Clarks profits from India's GST introduction, seeks new innovations
Sanjay Pandey, the Business Head of Clarks India, recently made a statement that the brand is looking to grow its franchise outlet total and said: “Our franchise store count is 32 and we look forward to expanding our franchise partnerships with partners who share the same goal and passion as ours.”
The brand also has a large number of flagship stores, mostly in Tier 1 cities but wants to expand.
“Our next level of business expansion would mean strengthening our retail footprint in Tier III cities and creating an equally strong line of stores in Tier II locations.”
This move to grow in smaller towns is in line with the current trend in Indian retail where brands are tapping into the increased brand consciousness and consumer demand in more rural areas.
Clarks is also online and, as shoes are something that many consumers prefer to see in person before buying, the brand is trying to create closer links between then offline and online presence.
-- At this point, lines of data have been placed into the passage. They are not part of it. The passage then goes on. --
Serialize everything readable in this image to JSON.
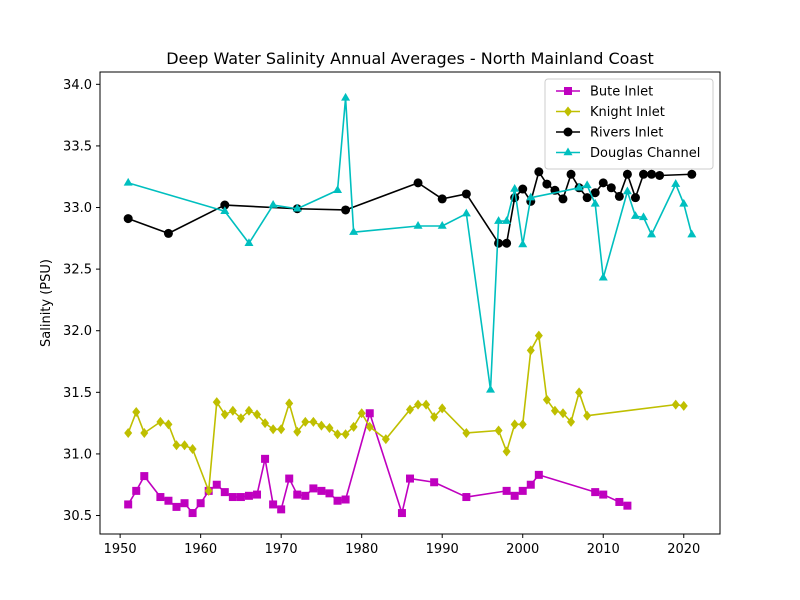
{
  "chart_data": {
    "type": "line",
    "title": "Deep Water Salinity Annual Averages - North Mainland Coast",
    "xlabel": "",
    "ylabel": "Salinity (PSU)",
    "xlim": [
      1947.5,
      2024.5
    ],
    "ylim": [
      30.35,
      34.1
    ],
    "xticks": [
      1950,
      1960,
      1970,
      1980,
      1990,
      2000,
      2010,
      2020
    ],
    "yticks": [
      30.5,
      31.0,
      31.5,
      32.0,
      32.5,
      33.0,
      33.5,
      34.0
    ],
    "xtick_labels": [
      "1950",
      "1960",
      "1970",
      "1980",
      "1990",
      "2000",
      "2010",
      "2020"
    ],
    "ytick_labels": [
      "30.5",
      "31.0",
      "31.5",
      "32.0",
      "32.5",
      "33.0",
      "33.5",
      "34.0"
    ],
    "grid": false,
    "legend_position": "top-right",
    "series": [
      {
        "name": "Bute Inlet",
        "color": "#bf00bf",
        "marker": "square",
        "x": [
          1951,
          1952,
          1953,
          1955,
          1956,
          1957,
          1958,
          1959,
          1960,
          1961,
          1962,
          1963,
          1964,
          1965,
          1966,
          1967,
          1968,
          1969,
          1970,
          1971,
          1972,
          1973,
          1974,
          1975,
          1976,
          1977,
          1978,
          1981,
          1985,
          1986,
          1989,
          1993,
          1998,
          1999,
          2000,
          2001,
          2002,
          2009,
          2010,
          2012,
          2013
        ],
        "y": [
          30.59,
          30.7,
          30.82,
          30.65,
          30.62,
          30.57,
          30.6,
          30.52,
          30.6,
          30.7,
          30.75,
          30.69,
          30.65,
          30.65,
          30.66,
          30.67,
          30.96,
          30.59,
          30.55,
          30.8,
          30.67,
          30.66,
          30.72,
          30.7,
          30.68,
          30.62,
          30.63,
          31.33,
          30.52,
          30.8,
          30.77,
          30.65,
          30.7,
          30.66,
          30.7,
          30.75,
          30.83,
          30.69,
          30.67,
          30.61,
          30.58
        ]
      },
      {
        "name": "Knight Inlet",
        "color": "#bfbf00",
        "marker": "diamond",
        "x": [
          1951,
          1952,
          1953,
          1955,
          1956,
          1957,
          1958,
          1959,
          1961,
          1962,
          1963,
          1964,
          1965,
          1966,
          1967,
          1968,
          1969,
          1970,
          1971,
          1972,
          1973,
          1974,
          1975,
          1976,
          1977,
          1978,
          1979,
          1980,
          1981,
          1983,
          1986,
          1987,
          1988,
          1989,
          1990,
          1993,
          1997,
          1998,
          1999,
          2000,
          2001,
          2002,
          2003,
          2004,
          2005,
          2006,
          2007,
          2008,
          2019,
          2020
        ],
        "y": [
          31.17,
          31.34,
          31.17,
          31.26,
          31.24,
          31.07,
          31.07,
          31.04,
          30.7,
          31.42,
          31.32,
          31.35,
          31.29,
          31.35,
          31.32,
          31.25,
          31.2,
          31.2,
          31.41,
          31.18,
          31.26,
          31.26,
          31.23,
          31.21,
          31.16,
          31.16,
          31.22,
          31.33,
          31.22,
          31.12,
          31.36,
          31.4,
          31.4,
          31.3,
          31.37,
          31.17,
          31.19,
          31.02,
          31.24,
          31.24,
          31.84,
          31.96,
          31.44,
          31.35,
          31.33,
          31.26,
          31.5,
          31.31,
          31.4,
          31.39
        ]
      },
      {
        "name": "Rivers Inlet",
        "color": "#000000",
        "marker": "circle",
        "x": [
          1951,
          1956,
          1963,
          1972,
          1978,
          1987,
          1990,
          1993,
          1997,
          1998,
          1999,
          2000,
          2001,
          2002,
          2003,
          2004,
          2005,
          2006,
          2007,
          2008,
          2009,
          2010,
          2011,
          2012,
          2013,
          2014,
          2015,
          2016,
          2017,
          2021
        ],
        "y": [
          32.91,
          32.79,
          33.02,
          32.99,
          32.98,
          33.2,
          33.07,
          33.11,
          32.71,
          32.71,
          33.08,
          33.15,
          33.05,
          33.29,
          33.19,
          33.14,
          33.07,
          33.27,
          33.16,
          33.08,
          33.12,
          33.2,
          33.16,
          33.09,
          33.27,
          33.08,
          33.27,
          33.27,
          33.26,
          33.27
        ]
      },
      {
        "name": "Douglas Channel",
        "color": "#00bfbf",
        "marker": "triangle",
        "x": [
          1951,
          1963,
          1966,
          1969,
          1972,
          1977,
          1978,
          1979,
          1987,
          1990,
          1993,
          1996,
          1997,
          1998,
          1999,
          2000,
          2001,
          2007,
          2008,
          2009,
          2010,
          2013,
          2014,
          2015,
          2016,
          2019,
          2020,
          2021
        ],
        "y": [
          33.2,
          32.97,
          32.71,
          33.02,
          32.99,
          33.14,
          33.89,
          32.8,
          32.85,
          32.85,
          32.95,
          31.52,
          32.89,
          32.89,
          33.15,
          32.7,
          33.08,
          33.16,
          33.18,
          33.03,
          32.43,
          33.13,
          32.93,
          32.92,
          32.78,
          33.19,
          33.03,
          32.78
        ]
      }
    ]
  }
}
Pandey said: “Our brand website is a representation of our retail shop assortment and has helped establish the brand goal. We are also running a trial of tablet selling in key stores which helps in building the bridge between online and offline channels.”
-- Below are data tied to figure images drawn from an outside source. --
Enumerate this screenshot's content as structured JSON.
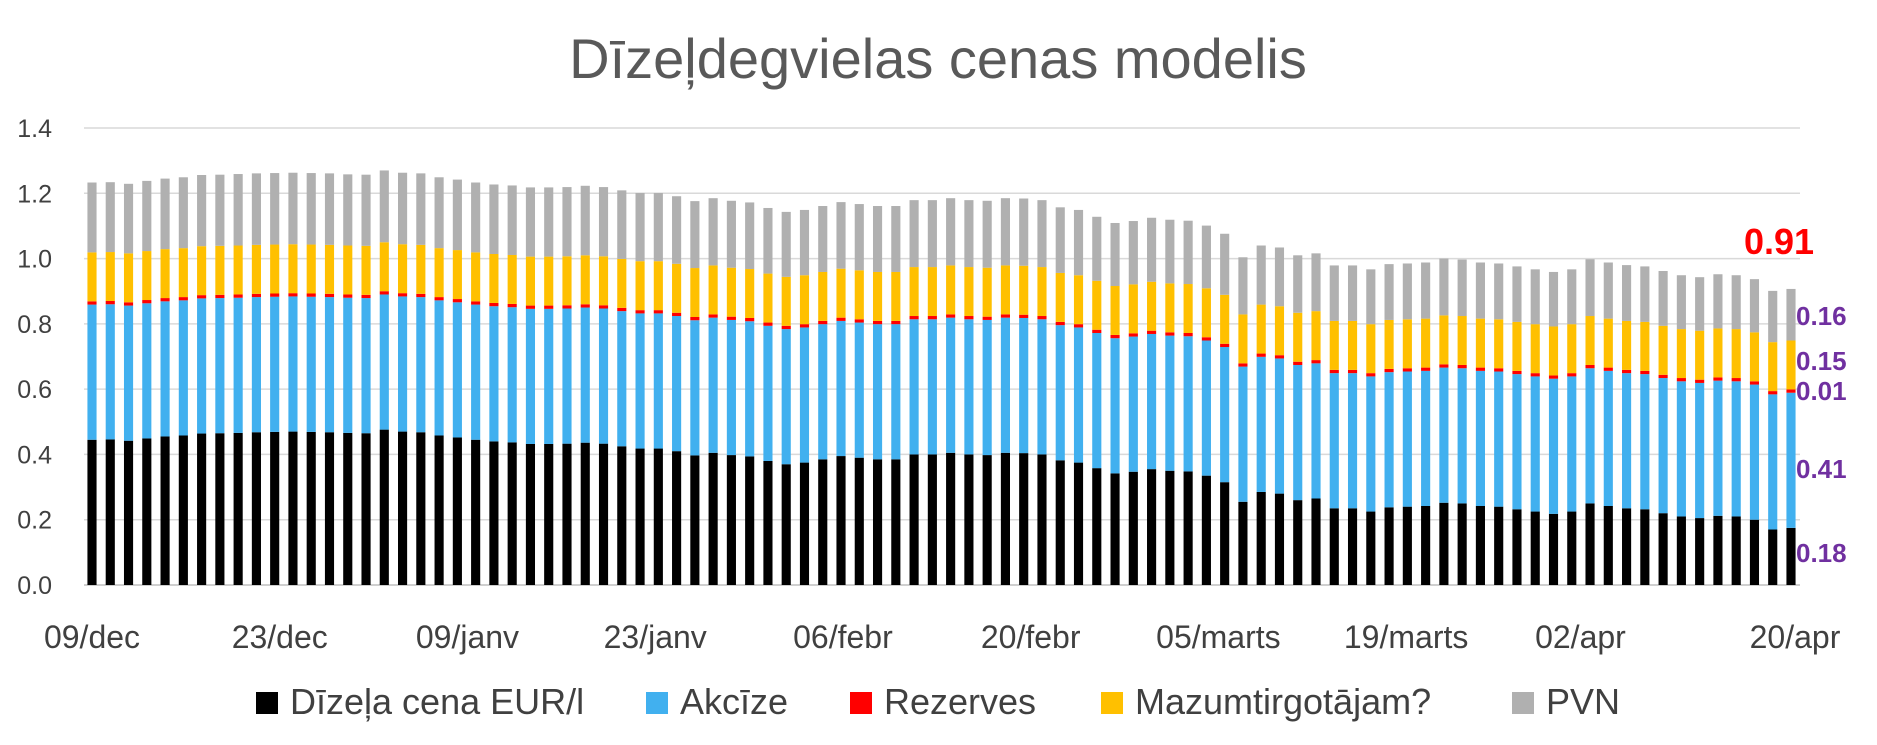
{
  "chart_data": {
    "type": "bar",
    "stacked": true,
    "title": "Dīzeļdegvielas cenas modelis",
    "xlabel": "",
    "ylabel": "",
    "ylim": [
      0,
      1.4
    ],
    "yticks": [
      "0.0",
      "0.2",
      "0.4",
      "0.6",
      "0.8",
      "1.0",
      "1.2",
      "1.4"
    ],
    "grid": true,
    "legend_position": "bottom",
    "x_tick_labels": [
      "09/dec",
      "23/dec",
      "09/janv",
      "23/janv",
      "06/febr",
      "20/febr",
      "05/marts",
      "19/marts",
      "02/apr",
      "20/apr"
    ],
    "series": [
      {
        "name": "Dīzeļa cena EUR/l",
        "color": "#000000"
      },
      {
        "name": "Akcīze",
        "color": "#41b0ef"
      },
      {
        "name": "Rezerves",
        "color": "#ff0000"
      },
      {
        "name": "Mazumtirgotājam?",
        "color": "#ffc000"
      },
      {
        "name": "PVN",
        "color": "#b0b0b0"
      }
    ],
    "series_values": {
      "diesel": [
        0.445,
        0.446,
        0.442,
        0.449,
        0.455,
        0.458,
        0.464,
        0.465,
        0.466,
        0.468,
        0.469,
        0.47,
        0.469,
        0.468,
        0.466,
        0.465,
        0.476,
        0.47,
        0.468,
        0.458,
        0.452,
        0.445,
        0.44,
        0.437,
        0.432,
        0.432,
        0.433,
        0.436,
        0.433,
        0.425,
        0.418,
        0.418,
        0.41,
        0.397,
        0.405,
        0.398,
        0.394,
        0.38,
        0.37,
        0.375,
        0.385,
        0.395,
        0.39,
        0.385,
        0.385,
        0.4,
        0.4,
        0.405,
        0.4,
        0.398,
        0.405,
        0.404,
        0.4,
        0.382,
        0.375,
        0.358,
        0.342,
        0.347,
        0.355,
        0.35,
        0.348,
        0.335,
        0.315,
        0.255,
        0.285,
        0.28,
        0.26,
        0.265,
        0.235,
        0.235,
        0.225,
        0.238,
        0.24,
        0.242,
        0.252,
        0.25,
        0.242,
        0.24,
        0.232,
        0.225,
        0.218,
        0.225,
        0.25,
        0.242,
        0.235,
        0.232,
        0.22,
        0.21,
        0.205,
        0.212,
        0.21,
        0.2,
        0.17,
        0.175
      ],
      "akcize": [
        0.414,
        0.414,
        0.414,
        0.414,
        0.414,
        0.414,
        0.414,
        0.414,
        0.414,
        0.414,
        0.414,
        0.414,
        0.414,
        0.414,
        0.414,
        0.414,
        0.414,
        0.414,
        0.414,
        0.414,
        0.414,
        0.414,
        0.414,
        0.414,
        0.414,
        0.414,
        0.414,
        0.414,
        0.414,
        0.414,
        0.414,
        0.414,
        0.414,
        0.414,
        0.414,
        0.414,
        0.414,
        0.414,
        0.414,
        0.414,
        0.414,
        0.414,
        0.414,
        0.414,
        0.414,
        0.414,
        0.414,
        0.414,
        0.414,
        0.414,
        0.414,
        0.414,
        0.414,
        0.414,
        0.414,
        0.414,
        0.414,
        0.414,
        0.414,
        0.414,
        0.414,
        0.414,
        0.414,
        0.414,
        0.414,
        0.414,
        0.414,
        0.414,
        0.414,
        0.414,
        0.414,
        0.414,
        0.414,
        0.414,
        0.414,
        0.414,
        0.414,
        0.414,
        0.414,
        0.414,
        0.414,
        0.414,
        0.414,
        0.414,
        0.414,
        0.414,
        0.414,
        0.414,
        0.414,
        0.414,
        0.414,
        0.414,
        0.414,
        0.414
      ],
      "rezerves": [
        0.01,
        0.01,
        0.01,
        0.01,
        0.01,
        0.01,
        0.01,
        0.01,
        0.01,
        0.01,
        0.01,
        0.01,
        0.01,
        0.01,
        0.01,
        0.01,
        0.01,
        0.01,
        0.01,
        0.01,
        0.01,
        0.01,
        0.01,
        0.01,
        0.01,
        0.01,
        0.01,
        0.01,
        0.01,
        0.01,
        0.01,
        0.01,
        0.01,
        0.01,
        0.01,
        0.01,
        0.01,
        0.01,
        0.01,
        0.01,
        0.01,
        0.01,
        0.01,
        0.01,
        0.01,
        0.01,
        0.01,
        0.01,
        0.01,
        0.01,
        0.01,
        0.01,
        0.01,
        0.01,
        0.01,
        0.01,
        0.01,
        0.01,
        0.01,
        0.01,
        0.01,
        0.01,
        0.01,
        0.01,
        0.01,
        0.01,
        0.01,
        0.01,
        0.01,
        0.01,
        0.01,
        0.01,
        0.01,
        0.01,
        0.01,
        0.01,
        0.01,
        0.01,
        0.01,
        0.01,
        0.01,
        0.01,
        0.01,
        0.01,
        0.01,
        0.01,
        0.01,
        0.01,
        0.01,
        0.01,
        0.01,
        0.01,
        0.01,
        0.01
      ],
      "mazumtirg": [
        0.15,
        0.15,
        0.15,
        0.15,
        0.15,
        0.15,
        0.15,
        0.15,
        0.15,
        0.15,
        0.15,
        0.15,
        0.15,
        0.15,
        0.15,
        0.15,
        0.15,
        0.15,
        0.15,
        0.15,
        0.15,
        0.15,
        0.15,
        0.15,
        0.15,
        0.15,
        0.15,
        0.15,
        0.15,
        0.15,
        0.15,
        0.15,
        0.15,
        0.15,
        0.15,
        0.15,
        0.15,
        0.15,
        0.15,
        0.15,
        0.15,
        0.15,
        0.15,
        0.15,
        0.15,
        0.15,
        0.15,
        0.15,
        0.15,
        0.15,
        0.15,
        0.15,
        0.15,
        0.15,
        0.15,
        0.15,
        0.15,
        0.15,
        0.15,
        0.15,
        0.15,
        0.15,
        0.15,
        0.15,
        0.15,
        0.15,
        0.15,
        0.15,
        0.15,
        0.15,
        0.15,
        0.15,
        0.15,
        0.15,
        0.15,
        0.15,
        0.15,
        0.15,
        0.15,
        0.15,
        0.15,
        0.15,
        0.15,
        0.15,
        0.15,
        0.15,
        0.15,
        0.15,
        0.15,
        0.15,
        0.15,
        0.15,
        0.15,
        0.15
      ],
      "pvn": [
        0.214,
        0.214,
        0.213,
        0.215,
        0.216,
        0.217,
        0.218,
        0.218,
        0.219,
        0.219,
        0.219,
        0.219,
        0.219,
        0.219,
        0.218,
        0.218,
        0.22,
        0.219,
        0.219,
        0.217,
        0.216,
        0.214,
        0.213,
        0.213,
        0.212,
        0.212,
        0.212,
        0.213,
        0.212,
        0.21,
        0.209,
        0.209,
        0.207,
        0.205,
        0.206,
        0.205,
        0.204,
        0.201,
        0.199,
        0.2,
        0.202,
        0.204,
        0.203,
        0.202,
        0.202,
        0.205,
        0.205,
        0.206,
        0.205,
        0.205,
        0.206,
        0.206,
        0.205,
        0.201,
        0.2,
        0.196,
        0.193,
        0.194,
        0.196,
        0.195,
        0.194,
        0.192,
        0.187,
        0.175,
        0.181,
        0.18,
        0.176,
        0.177,
        0.17,
        0.17,
        0.168,
        0.171,
        0.171,
        0.172,
        0.174,
        0.173,
        0.172,
        0.171,
        0.17,
        0.168,
        0.167,
        0.168,
        0.174,
        0.172,
        0.171,
        0.17,
        0.168,
        0.165,
        0.164,
        0.166,
        0.165,
        0.163,
        0.157,
        0.158
      ]
    },
    "annotations": {
      "total": "0.91",
      "segments": [
        "0.16",
        "0.15",
        "0.01",
        "0.41",
        "0.18"
      ]
    }
  }
}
The use of technology is also increasing as, according to Pandey, “i-Pad measurement devices are now used in stores to ensure kids get the best fit.”
“With the introduction of GST, our plans of growing our footprint will have a positive impact on our business.”
In this way, Clarks’ status as a foreign brand means that GST struggles may not affect them negatively and they hope it will indeed have a positive outcome for them.
Clarks was founded in Somerset, England, in 1985 where it is still based today. The footwear brand is present in over 100 markets across franchise, online, and wholesale channels. The brand currently has 60 retail outlets across India and is present in over 35 cities.